A cyber attack has occurred within Dawson County, Georgia targeting government computer servers. According to county IT analyst Will Shattuck, the Dawson County servers were attacked on Monday afternoon, April 23rd.
Shattuck updated the county commissioners and the audience members at the boards work session on Tuesday afternoon regarding the potential damage incurred and the status of the ongoing investigation.
Shattuck was first notified of an issue around 2:30pm on Monday by the tax assessors office; which claimed that it was unable to save files. Later calls started flooding in from other departments and as soon as the IT department began investigating, they discovered a ransomware attack.
Ransomware is an attack that encrypts writable data and only the hacker will know the key to decrypt it.
Shattuck said that, “We started shutting down servers and trying to minimize the amount of damage, as it spreads very quickly, through the networks and through the different servers.”

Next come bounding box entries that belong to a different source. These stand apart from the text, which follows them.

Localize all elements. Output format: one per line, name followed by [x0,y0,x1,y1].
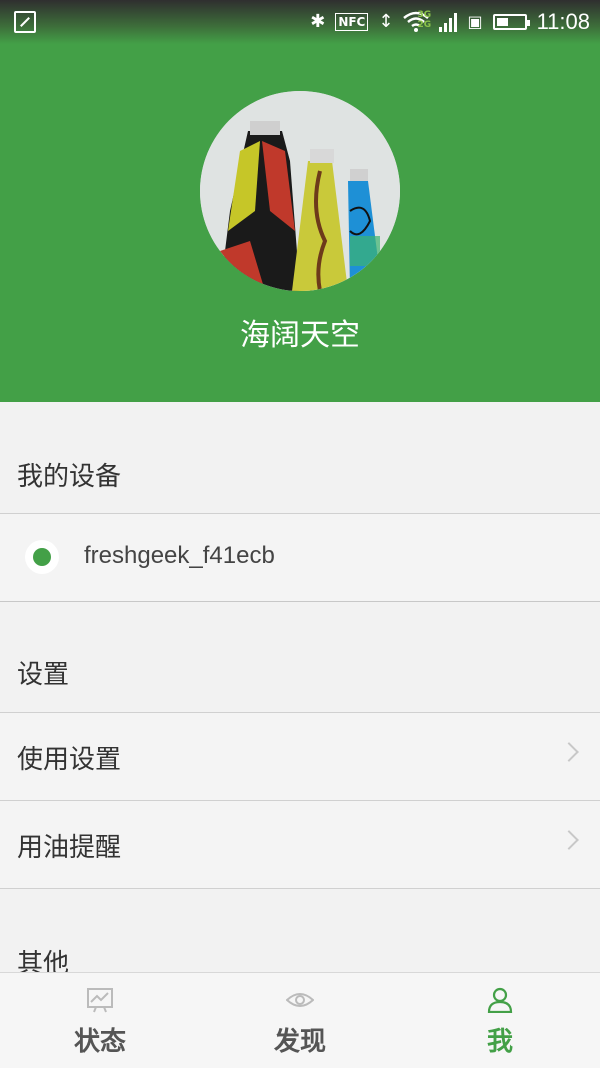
device-name: freshgeek_f41ecb [84,542,275,569]
chevron-right-icon [559,742,579,762]
bottom-nav: 状态 发现 我 [0,972,600,1068]
device-item[interactable]: freshgeek_f41ecb [0,514,600,602]
eye-icon [286,993,314,1007]
screenshot-notification-icon [14,11,36,33]
status-bar: ✱ NFC ↕ 3G 2G ▣ 11:08 [0,0,600,44]
menu-item-usage-settings[interactable]: 使用设置 [0,713,600,801]
avatar[interactable] [200,91,400,291]
network-type-label: 3G 2G [417,10,432,30]
tab-status[interactable]: 状态 [0,973,200,1068]
section-title-devices: 我的设备 [0,402,600,514]
tab-label: 发现 [273,1027,326,1057]
tab-label: 状态 [73,1027,126,1057]
device-status-indicator [25,540,59,574]
online-dot-icon [33,548,51,566]
tab-me[interactable]: 我 [400,973,600,1068]
vibrate-icon: ↕ [378,11,394,32]
sim-icon: ▣ [467,12,483,31]
clock: 11:08 [536,9,590,34]
tab-discover[interactable]: 发现 [200,973,400,1068]
chevron-right-icon [559,830,579,850]
tab-label: 我 [486,1027,513,1057]
menu-item-label: 使用设置 [17,745,122,775]
username: 海阔天空 [240,318,360,353]
status-icons: ✱ NFC ↕ 3G 2G ▣ 11:08 [310,8,590,36]
battery-icon [492,14,530,30]
bluetooth-icon: ✱ [310,11,326,32]
profile-menu: 我的设备 freshgeek_f41ecb 设置 使用设置 用油提醒 其他 [0,402,600,979]
avatar-image [200,91,400,291]
cellular-signal-icon: 3G 2G [417,10,458,32]
person-icon [487,987,513,1013]
section-title-settings: 设置 [0,602,600,713]
profile-header: 海阔天空 [0,44,600,402]
chart-icon [87,988,113,1013]
menu-item-label: 用油提醒 [17,833,122,863]
menu-item-oil-reminder[interactable]: 用油提醒 [0,801,600,889]
nfc-icon: NFC [335,13,369,31]
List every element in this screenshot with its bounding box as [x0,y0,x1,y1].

This ransomware attacked the countys exchange server as well as its phone and internet services. Shattuck adds saying, “We did work through the night to get phones and internet back up, some of the other servers will take longer to repair and to work through.”
Carver Security Systems were called on Tuesday morning to identify if the ransomware has been contained or if it’s still spreading.
Shattuck claims that he has been contacted by Secret Service who believes that the attack may have originated from United Kingdom.
Shattuck could not confirm if any data was compromised or the point of entry. The county does have cyber insurance policy but it did not have an emergency management plan for a ransomware attack prior to Monday.
According to the U.S Department of Homeland Security, there were more than 4000 ransomware attacks, that have occurred daily, since January 1, 2016.
The department said in a memo, “This is a 300 percent increase over the approximately 1,000 attacks per day seen in 2015.”
According to the department, when targeted by a ransomware attack even after paying a ransom this does not guarantee that the decryption key will be provided, adding “Paying a ransom does not guarantee an organization will regain access to their data.”